I’m inside Rick Bell's house in Harborcreek. I cannot believe what I’m seeing. It’s a very impressive model train display. It’s like a museum about Northwestern Pennsylvania history.

Model railroad track and model railroad trains are everywhere you look in Rick’s basement. The display covers three rooms of the basement. The track runs through walls. It runs through tunnels.  It expands over the washer and the dryer. The display is the result of forty years of devotion to his beloved hobby.

"I've never counted locomotives and cars,” says Rick. “I don't know what the investment is. I don't want to know what the investment is.

One of the most frequent questions people ask Rick is “How many feet of track?”

"I can't tell you," he always replies.

Rick constructed all the buildings and scenery for his display.
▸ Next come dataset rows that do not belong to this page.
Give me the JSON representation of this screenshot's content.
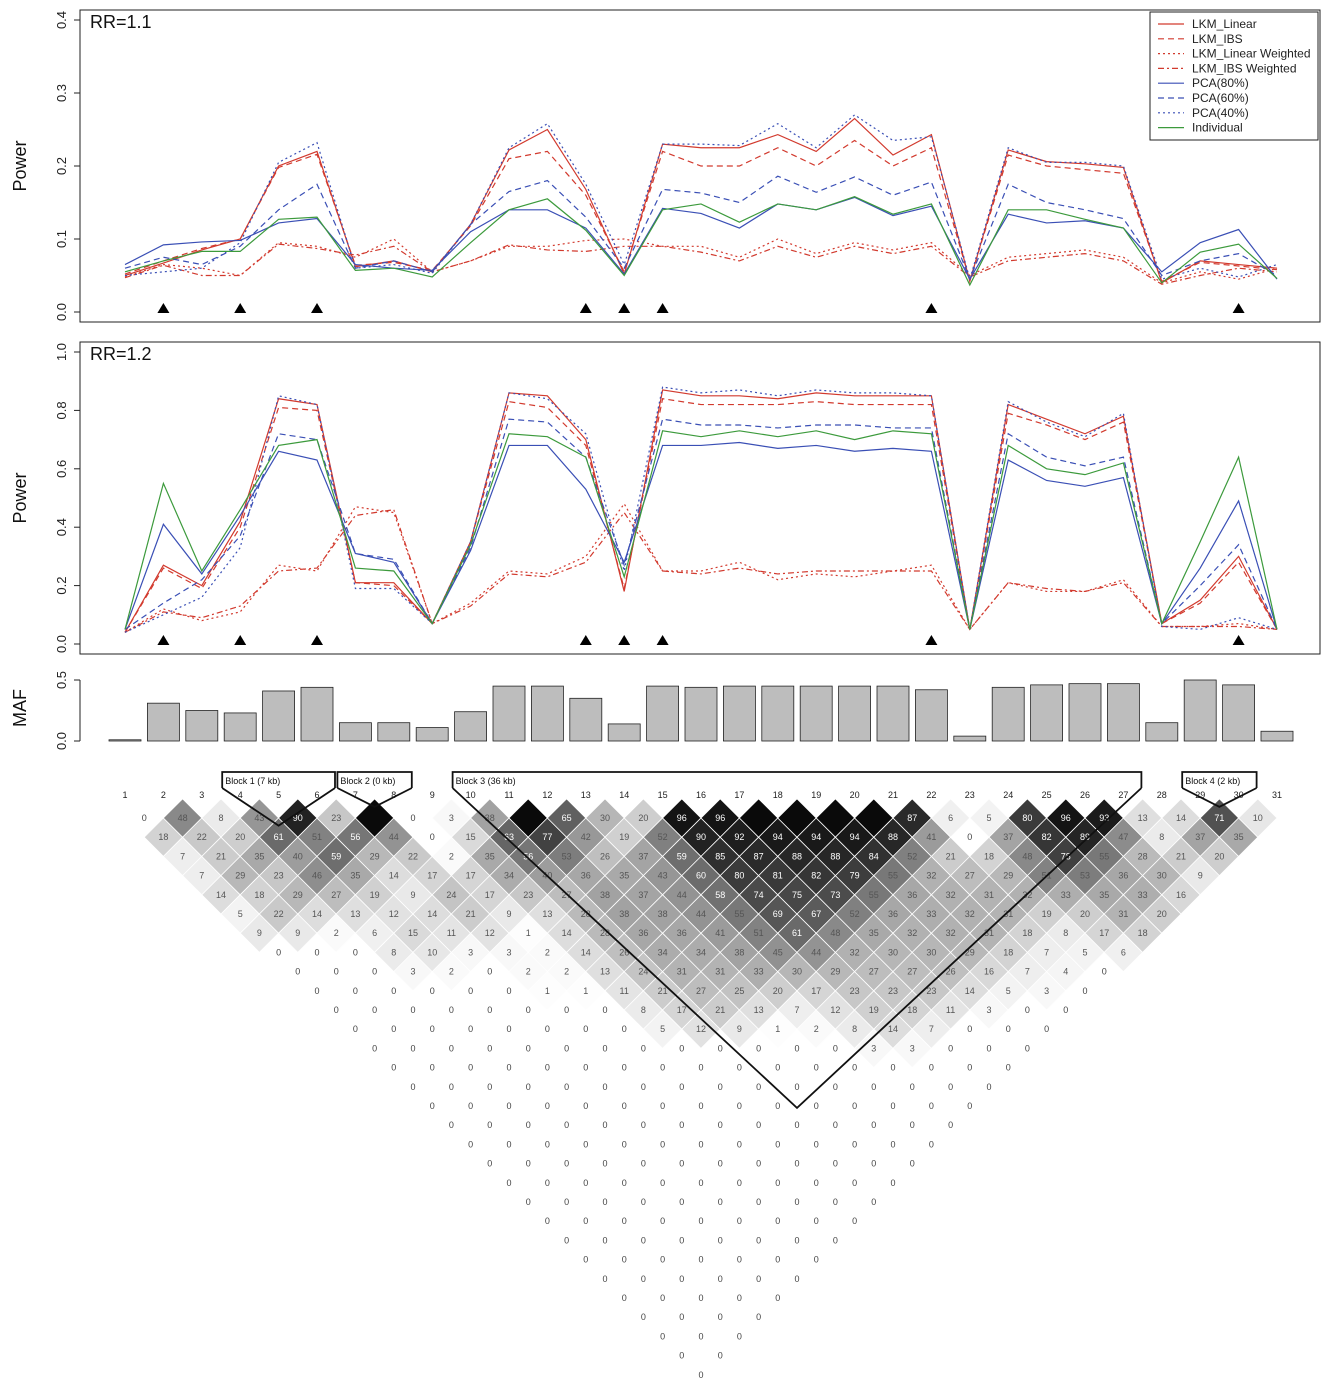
{
  "chart_data": [
    {
      "type": "line",
      "panel_label": "RR=1.1",
      "ylabel": "Power",
      "ylim": [
        0,
        0.4
      ],
      "yticks": [
        "0.0",
        "0.1",
        "0.2",
        "0.3",
        "0.4"
      ],
      "x": [
        1,
        2,
        3,
        4,
        5,
        6,
        7,
        8,
        9,
        10,
        11,
        12,
        13,
        14,
        15,
        16,
        17,
        18,
        19,
        20,
        21,
        22,
        23,
        24,
        25,
        26,
        27,
        28,
        29,
        30,
        31
      ],
      "causal_snp_markers": [
        2,
        4,
        6,
        13,
        14,
        15,
        22,
        30
      ],
      "legend_position": "top-right",
      "series": [
        {
          "name": "LKM_Linear",
          "color": "#d23a2e",
          "dash": "solid",
          "values": [
            0.05,
            0.067,
            0.085,
            0.1,
            0.2,
            0.22,
            0.062,
            0.07,
            0.055,
            0.12,
            0.222,
            0.25,
            0.168,
            0.052,
            0.23,
            0.225,
            0.225,
            0.243,
            0.22,
            0.265,
            0.215,
            0.243,
            0.042,
            0.222,
            0.206,
            0.203,
            0.198,
            0.04,
            0.07,
            0.065,
            0.06
          ]
        },
        {
          "name": "LKM_IBS",
          "color": "#d23a2e",
          "dash": "dashed",
          "values": [
            0.052,
            0.07,
            0.087,
            0.1,
            0.198,
            0.216,
            0.064,
            0.068,
            0.057,
            0.118,
            0.21,
            0.22,
            0.16,
            0.055,
            0.22,
            0.2,
            0.2,
            0.225,
            0.2,
            0.235,
            0.2,
            0.225,
            0.043,
            0.215,
            0.2,
            0.195,
            0.19,
            0.042,
            0.068,
            0.063,
            0.058
          ]
        },
        {
          "name": "LKM_Linear Weighted",
          "color": "#d23a2e",
          "dash": "dotted",
          "values": [
            0.048,
            0.065,
            0.06,
            0.05,
            0.095,
            0.09,
            0.075,
            0.1,
            0.055,
            0.07,
            0.09,
            0.09,
            0.098,
            0.1,
            0.09,
            0.09,
            0.075,
            0.1,
            0.08,
            0.095,
            0.085,
            0.095,
            0.05,
            0.075,
            0.08,
            0.085,
            0.075,
            0.04,
            0.055,
            0.045,
            0.06
          ]
        },
        {
          "name": "LKM_IBS Weighted",
          "color": "#d23a2e",
          "dash": "dotdash",
          "values": [
            0.047,
            0.064,
            0.05,
            0.05,
            0.093,
            0.087,
            0.078,
            0.09,
            0.055,
            0.07,
            0.092,
            0.085,
            0.083,
            0.09,
            0.09,
            0.082,
            0.07,
            0.09,
            0.075,
            0.09,
            0.08,
            0.09,
            0.048,
            0.07,
            0.075,
            0.08,
            0.07,
            0.038,
            0.05,
            0.06,
            0.055
          ]
        },
        {
          "name": "PCA(80%)",
          "color": "#3a4fb5",
          "dash": "solid",
          "values": [
            0.065,
            0.092,
            0.096,
            0.098,
            0.122,
            0.128,
            0.065,
            0.06,
            0.057,
            0.11,
            0.14,
            0.14,
            0.115,
            0.052,
            0.142,
            0.135,
            0.115,
            0.148,
            0.14,
            0.157,
            0.132,
            0.145,
            0.045,
            0.134,
            0.122,
            0.125,
            0.115,
            0.055,
            0.095,
            0.113,
            0.045
          ]
        },
        {
          "name": "PCA(60%)",
          "color": "#3a4fb5",
          "dash": "dashed",
          "values": [
            0.06,
            0.075,
            0.065,
            0.09,
            0.14,
            0.175,
            0.06,
            0.07,
            0.055,
            0.12,
            0.165,
            0.18,
            0.13,
            0.06,
            0.168,
            0.163,
            0.15,
            0.186,
            0.164,
            0.185,
            0.16,
            0.178,
            0.045,
            0.175,
            0.15,
            0.14,
            0.128,
            0.05,
            0.07,
            0.08,
            0.05
          ]
        },
        {
          "name": "PCA(40%)",
          "color": "#3a4fb5",
          "dash": "dotted",
          "values": [
            0.05,
            0.055,
            0.06,
            0.095,
            0.205,
            0.232,
            0.06,
            0.065,
            0.053,
            0.12,
            0.225,
            0.258,
            0.175,
            0.065,
            0.23,
            0.23,
            0.228,
            0.258,
            0.225,
            0.27,
            0.235,
            0.24,
            0.045,
            0.225,
            0.205,
            0.205,
            0.2,
            0.045,
            0.06,
            0.048,
            0.065
          ]
        },
        {
          "name": "Individual",
          "color": "#3c9a3c",
          "dash": "solid",
          "values": [
            0.055,
            0.07,
            0.083,
            0.083,
            0.127,
            0.13,
            0.057,
            0.06,
            0.048,
            0.095,
            0.14,
            0.155,
            0.112,
            0.05,
            0.14,
            0.148,
            0.123,
            0.148,
            0.14,
            0.158,
            0.134,
            0.148,
            0.037,
            0.14,
            0.14,
            0.127,
            0.115,
            0.04,
            0.082,
            0.093,
            0.046
          ]
        }
      ]
    },
    {
      "type": "line",
      "panel_label": "RR=1.2",
      "ylabel": "Power",
      "ylim": [
        0,
        1.0
      ],
      "yticks": [
        "0.0",
        "0.2",
        "0.4",
        "0.6",
        "0.8",
        "1.0"
      ],
      "x": [
        1,
        2,
        3,
        4,
        5,
        6,
        7,
        8,
        9,
        10,
        11,
        12,
        13,
        14,
        15,
        16,
        17,
        18,
        19,
        20,
        21,
        22,
        23,
        24,
        25,
        26,
        27,
        28,
        29,
        30,
        31
      ],
      "causal_snp_markers": [
        2,
        4,
        6,
        13,
        14,
        15,
        22,
        30
      ],
      "series": [
        {
          "name": "LKM_Linear",
          "color": "#d23a2e",
          "dash": "solid",
          "values": [
            0.04,
            0.27,
            0.2,
            0.42,
            0.84,
            0.82,
            0.21,
            0.21,
            0.07,
            0.35,
            0.86,
            0.85,
            0.7,
            0.18,
            0.87,
            0.85,
            0.85,
            0.84,
            0.86,
            0.85,
            0.85,
            0.85,
            0.05,
            0.82,
            0.77,
            0.72,
            0.78,
            0.07,
            0.15,
            0.3,
            0.05
          ]
        },
        {
          "name": "LKM_IBS",
          "color": "#d23a2e",
          "dash": "dashed",
          "values": [
            0.04,
            0.26,
            0.19,
            0.4,
            0.81,
            0.8,
            0.21,
            0.2,
            0.07,
            0.35,
            0.83,
            0.81,
            0.68,
            0.19,
            0.84,
            0.82,
            0.82,
            0.82,
            0.83,
            0.82,
            0.82,
            0.82,
            0.05,
            0.79,
            0.75,
            0.7,
            0.76,
            0.07,
            0.14,
            0.28,
            0.05
          ]
        },
        {
          "name": "LKM_Linear Weighted",
          "color": "#d23a2e",
          "dash": "dotted",
          "values": [
            0.04,
            0.12,
            0.08,
            0.11,
            0.27,
            0.25,
            0.47,
            0.45,
            0.07,
            0.14,
            0.25,
            0.24,
            0.3,
            0.48,
            0.25,
            0.25,
            0.28,
            0.22,
            0.24,
            0.23,
            0.25,
            0.27,
            0.05,
            0.21,
            0.18,
            0.18,
            0.22,
            0.06,
            0.06,
            0.07,
            0.05
          ]
        },
        {
          "name": "LKM_IBS Weighted",
          "color": "#d23a2e",
          "dash": "dotdash",
          "values": [
            0.04,
            0.11,
            0.09,
            0.13,
            0.25,
            0.26,
            0.44,
            0.46,
            0.07,
            0.13,
            0.24,
            0.23,
            0.28,
            0.45,
            0.25,
            0.24,
            0.26,
            0.24,
            0.25,
            0.25,
            0.25,
            0.25,
            0.05,
            0.21,
            0.19,
            0.18,
            0.21,
            0.06,
            0.06,
            0.06,
            0.05
          ]
        },
        {
          "name": "PCA(80%)",
          "color": "#3a4fb5",
          "dash": "solid",
          "values": [
            0.05,
            0.41,
            0.24,
            0.44,
            0.66,
            0.63,
            0.31,
            0.28,
            0.07,
            0.32,
            0.68,
            0.68,
            0.53,
            0.28,
            0.68,
            0.68,
            0.69,
            0.67,
            0.68,
            0.66,
            0.67,
            0.66,
            0.05,
            0.63,
            0.56,
            0.54,
            0.57,
            0.07,
            0.26,
            0.49,
            0.05
          ]
        },
        {
          "name": "PCA(60%)",
          "color": "#3a4fb5",
          "dash": "dashed",
          "values": [
            0.05,
            0.14,
            0.22,
            0.37,
            0.72,
            0.7,
            0.31,
            0.29,
            0.07,
            0.33,
            0.77,
            0.76,
            0.64,
            0.27,
            0.77,
            0.75,
            0.75,
            0.74,
            0.75,
            0.75,
            0.74,
            0.74,
            0.05,
            0.72,
            0.64,
            0.61,
            0.64,
            0.07,
            0.2,
            0.34,
            0.05
          ]
        },
        {
          "name": "PCA(40%)",
          "color": "#3a4fb5",
          "dash": "dotted",
          "values": [
            0.04,
            0.1,
            0.16,
            0.33,
            0.85,
            0.82,
            0.19,
            0.19,
            0.07,
            0.35,
            0.86,
            0.84,
            0.72,
            0.25,
            0.88,
            0.86,
            0.87,
            0.85,
            0.87,
            0.86,
            0.86,
            0.85,
            0.05,
            0.83,
            0.76,
            0.71,
            0.79,
            0.06,
            0.05,
            0.09,
            0.05
          ]
        },
        {
          "name": "Individual",
          "color": "#3c9a3c",
          "dash": "solid",
          "values": [
            0.05,
            0.55,
            0.25,
            0.46,
            0.68,
            0.7,
            0.26,
            0.25,
            0.07,
            0.34,
            0.72,
            0.71,
            0.64,
            0.23,
            0.73,
            0.71,
            0.73,
            0.71,
            0.73,
            0.7,
            0.73,
            0.72,
            0.05,
            0.68,
            0.6,
            0.58,
            0.62,
            0.07,
            0.35,
            0.64,
            0.05
          ]
        }
      ]
    },
    {
      "type": "bar",
      "ylabel": "MAF",
      "ylim": [
        0,
        0.5
      ],
      "yticks": [
        "0.0",
        "0.5"
      ],
      "categories": [
        "1",
        "2",
        "3",
        "4",
        "5",
        "6",
        "7",
        "8",
        "9",
        "10",
        "11",
        "12",
        "13",
        "14",
        "15",
        "16",
        "17",
        "18",
        "19",
        "20",
        "21",
        "22",
        "23",
        "24",
        "25",
        "26",
        "27",
        "28",
        "29",
        "30",
        "31"
      ],
      "values": [
        0.01,
        0.31,
        0.25,
        0.23,
        0.41,
        0.44,
        0.15,
        0.15,
        0.11,
        0.24,
        0.45,
        0.45,
        0.35,
        0.14,
        0.45,
        0.44,
        0.45,
        0.45,
        0.45,
        0.45,
        0.45,
        0.42,
        0.04,
        0.44,
        0.46,
        0.47,
        0.47,
        0.15,
        0.5,
        0.46,
        0.08
      ],
      "bar_color": "#bdbdbd"
    },
    {
      "type": "heatmap",
      "snp_labels": [
        "1",
        "2",
        "3",
        "4",
        "5",
        "6",
        "7",
        "8",
        "9",
        "10",
        "11",
        "12",
        "13",
        "14",
        "15",
        "16",
        "17",
        "18",
        "19",
        "20",
        "21",
        "22",
        "23",
        "24",
        "25",
        "26",
        "27",
        "28",
        "29",
        "30",
        "31"
      ],
      "blocks": [
        {
          "label": "Block 1 (7 kb)",
          "start": 4,
          "end": 6
        },
        {
          "label": "Block 2 (0 kb)",
          "start": 7,
          "end": 8
        },
        {
          "label": "Block 3 (36 kb)",
          "start": 10,
          "end": 27
        },
        {
          "label": "Block 4 (2 kb)",
          "start": 29,
          "end": 30
        }
      ],
      "adjacent_pair_values": [
        0,
        48,
        8,
        43,
        90,
        23,
        100,
        0,
        3,
        38,
        100,
        65,
        30,
        20,
        96,
        96,
        100,
        100,
        100,
        100,
        87,
        6,
        5,
        80,
        96,
        93,
        13,
        14,
        71,
        10
      ],
      "cell_values_note": "r2 x 100 between SNP i and j; diagonal-adjacent row shown above, remaining cells shaded by value"
    }
  ]
}
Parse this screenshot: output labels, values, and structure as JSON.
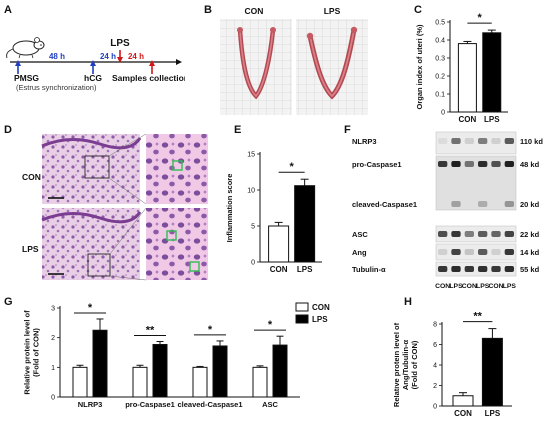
{
  "panels": {
    "A": {
      "letter": "A",
      "lps": "LPS",
      "pmsg": "PMSG",
      "estrus": "(Estrus synchronization)",
      "hcg": "hCG",
      "t48": "48 h",
      "t24a": "24 h",
      "t24b": "24 h",
      "samples": "Samples collection"
    },
    "B": {
      "letter": "B",
      "con": "CON",
      "lps": "LPS"
    },
    "C": {
      "letter": "C"
    },
    "D": {
      "letter": "D",
      "con": "CON",
      "lps": "LPS"
    },
    "E": {
      "letter": "E"
    },
    "F": {
      "letter": "F",
      "bands": [
        {
          "name": "NLRP3",
          "kd": "110 kd"
        },
        {
          "name": "pro-Caspase1",
          "kd": "48 kd"
        },
        {
          "name": "cleaved-Caspase1",
          "kd": "20 kd"
        },
        {
          "name": "ASC",
          "kd": "22 kd"
        },
        {
          "name": "Ang",
          "kd": "14 kd"
        },
        {
          "name": "Tubulin-α",
          "kd": "55 kd"
        }
      ],
      "lanes": [
        "CON",
        "LPS",
        "CON",
        "LPS",
        "CON",
        "LPS"
      ]
    },
    "G": {
      "letter": "G"
    },
    "H": {
      "letter": "H"
    }
  },
  "colors": {
    "con_fill": "#ffffff",
    "lps_fill": "#000000",
    "sig_star": "#000000"
  },
  "chart_data": [
    {
      "id": "C",
      "type": "bar",
      "categories": [
        "CON",
        "LPS"
      ],
      "values": [
        0.38,
        0.44
      ],
      "errors": [
        0.012,
        0.015
      ],
      "ylabel": "Organ index of uteri (%)",
      "ylim": [
        0,
        0.5
      ],
      "yticks": [
        0.0,
        0.1,
        0.2,
        0.3,
        0.4,
        0.5
      ],
      "significance": [
        {
          "between": [
            0,
            1
          ],
          "label": "*"
        }
      ]
    },
    {
      "id": "E",
      "type": "bar",
      "categories": [
        "CON",
        "LPS"
      ],
      "values": [
        5.0,
        10.6
      ],
      "errors": [
        0.5,
        0.9
      ],
      "ylabel": "Inflammation score",
      "ylim": [
        0,
        15
      ],
      "yticks": [
        0,
        5,
        10,
        15
      ],
      "significance": [
        {
          "between": [
            0,
            1
          ],
          "label": "*"
        }
      ]
    },
    {
      "id": "G",
      "type": "bar",
      "categories": [
        "NLRP3",
        "pro-Caspase1",
        "cleaved-Caspase1",
        "ASC"
      ],
      "series": [
        {
          "name": "CON",
          "values": [
            1.0,
            1.0,
            1.0,
            1.0
          ],
          "errors": [
            0.07,
            0.07,
            0.03,
            0.05
          ]
        },
        {
          "name": "LPS",
          "values": [
            2.25,
            1.77,
            1.72,
            1.75
          ],
          "errors": [
            0.38,
            0.1,
            0.17,
            0.3
          ]
        }
      ],
      "ylabel": "Relative protein level of\n(Fold of CON)",
      "ylim": [
        0,
        3
      ],
      "yticks": [
        0,
        1,
        2,
        3
      ],
      "significance": [
        {
          "category": 0,
          "label": "*"
        },
        {
          "category": 1,
          "label": "**"
        },
        {
          "category": 2,
          "label": "*"
        },
        {
          "category": 3,
          "label": "*"
        }
      ],
      "legend": "top-right"
    },
    {
      "id": "H",
      "type": "bar",
      "categories": [
        "CON",
        "LPS"
      ],
      "values": [
        1.0,
        6.6
      ],
      "errors": [
        0.3,
        0.95
      ],
      "ylabel": "Relative protein level of\nAng/Tubulin-α\n(Fold of CON)",
      "ylim": [
        0,
        8
      ],
      "yticks": [
        0,
        2,
        4,
        6,
        8
      ],
      "significance": [
        {
          "between": [
            0,
            1
          ],
          "label": "**"
        }
      ]
    }
  ]
}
The thing that makes Rick's model railroad display so impressive is that he dedicates the display to the history of Northwestern Pennsylvania and its ties to the railroads. There is a tribute to Corry with a replica of the Corry-Jamestown Office Furniture factory. There is a replica of the old Erie Coke plant at the foot of East Avenue in the city. I am admiring a replica of the passenger platforms during the busy days of Union Station. Rick built a replica of the former Pennzoil refinery in Rouseville in Venango County. He built a miniature Sharon Steel plant in Mercer County. How about the Straub Brewery in Saint Marys? It's all here in this basement.

"This is my full-time job man. Model railroading. I love it,” says Rick.

Rick is recently retired from Emergycare where he served as a paramedic and a dispatcher. He is a longtime member of the Fairfield Volunteer Fire Department. He's responded to a lot of pain and suffering. Rick lost his son in Afghanistan. He's undergone heart bypass surgery. His model railroad has always been the place to go to relax and put his mind at rest.

"It's something where you can retreat to from the stresses of everyday life in our modern society,” he says.

Rick displays black and white photographs that hang above the very same scenes he built for his railroad. He adds tiny antennas onto his locomotives to make them look more authentic. He spent 50 hours building one miniature tower. Impressive.

"I'm determined to enjoy every second of my life until my dying breath," declares Rick.  "And this is going to be a big part of it."

 Some days, Rick has as many as 14 other model railroad enthusiasts visiting his basement. They have food and drink and spend a few hours with the trains.